In last month’s article we reviewed how utility costs nearly always seem to be one of facilities managers’ top issues. The reasons are simple:
- Utility costs typically are the largest single expense of any operating budget – usually between 30 to 35% of total operating costs.
- Utility rates are rising and in many areas quite quickly. This is due to a variety of factors beyond the control of facilities managers such as increased pollution controls, investments in renewables, storm hardening.
- FMs are faced with increasing corporate initiatives to reduce greenhouse gas emissions and become better environmental stewards.
Many FMs report that they feel like they are not gaining much on their cost reduction initiatives. It is often reported by FMs that the efficiency initiatives are met with corresponding rate increases so the expenditures are often nearly the same.
Benchmarking is still a useful initiative and perhaps even more so with initiatives to report the carbon footprint of the facility.
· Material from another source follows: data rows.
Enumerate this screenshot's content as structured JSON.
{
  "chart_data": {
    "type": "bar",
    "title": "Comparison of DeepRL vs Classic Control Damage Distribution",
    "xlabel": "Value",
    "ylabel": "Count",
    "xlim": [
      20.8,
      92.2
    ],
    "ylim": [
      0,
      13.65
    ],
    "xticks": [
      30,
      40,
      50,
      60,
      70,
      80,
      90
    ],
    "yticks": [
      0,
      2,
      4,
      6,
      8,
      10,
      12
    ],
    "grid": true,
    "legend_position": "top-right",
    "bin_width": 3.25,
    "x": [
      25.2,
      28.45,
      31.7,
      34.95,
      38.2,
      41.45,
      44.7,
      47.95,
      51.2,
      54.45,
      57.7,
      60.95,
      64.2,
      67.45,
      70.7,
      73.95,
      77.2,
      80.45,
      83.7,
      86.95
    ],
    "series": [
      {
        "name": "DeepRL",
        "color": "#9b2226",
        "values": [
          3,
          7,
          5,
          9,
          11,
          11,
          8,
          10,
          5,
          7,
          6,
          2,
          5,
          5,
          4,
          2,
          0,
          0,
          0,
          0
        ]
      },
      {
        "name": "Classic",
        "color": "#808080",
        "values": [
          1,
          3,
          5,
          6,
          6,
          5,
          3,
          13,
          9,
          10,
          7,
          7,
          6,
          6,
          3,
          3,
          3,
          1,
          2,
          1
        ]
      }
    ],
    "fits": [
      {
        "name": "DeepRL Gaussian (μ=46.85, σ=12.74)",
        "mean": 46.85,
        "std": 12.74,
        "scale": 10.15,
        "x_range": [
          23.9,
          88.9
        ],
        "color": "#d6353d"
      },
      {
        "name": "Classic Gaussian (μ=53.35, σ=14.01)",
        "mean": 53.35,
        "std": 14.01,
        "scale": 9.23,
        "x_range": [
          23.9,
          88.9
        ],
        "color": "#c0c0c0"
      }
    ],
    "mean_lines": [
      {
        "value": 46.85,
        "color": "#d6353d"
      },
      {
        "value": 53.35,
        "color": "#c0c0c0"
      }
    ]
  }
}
I recently attended a conference where most of the participants reported that they have carbon footprint reduction initiatives ranging from 30 to 80 percent over varying timelines. The interesting observation was that all were meeting their goals and attributed their success to the energy efficiency programs they had implemented.
So here is a success story that FMs should be eager to report. Yet, carbon footprint metrics are often overlooked by FMs and some benchmarking applications do not even include it. It is a surprisingly easy one to measure; if you are collecting your utility consumption any benchmarking application can calculate the carbon footprint.
Figure 1 shows a partial screen shot of annual utilities consumption. Each value listed with the legend “CF” is needed to calculate the carbon footprint.
From this information we can calculate our total carbon footprint, as shown in Figure 2.
With this data any benchmarking system should be able to provide a normalized carbon footprint comparison based on utility consumption. This kind of benchmarking system shows where you stand compare to your peers as in the example below (see Figure 3). This chart is filtered for the type of facility: office. Note that our building is in the middle of the fourth quartile and in need of improvement. Implementation of some key best practices is going to be needed to change the results.
Again, most benchmarking tools should be able to provide this type of report. And, any facility manager looking at this chart should be asking the question, “What do I do to get better, or move into the third or second quartile?”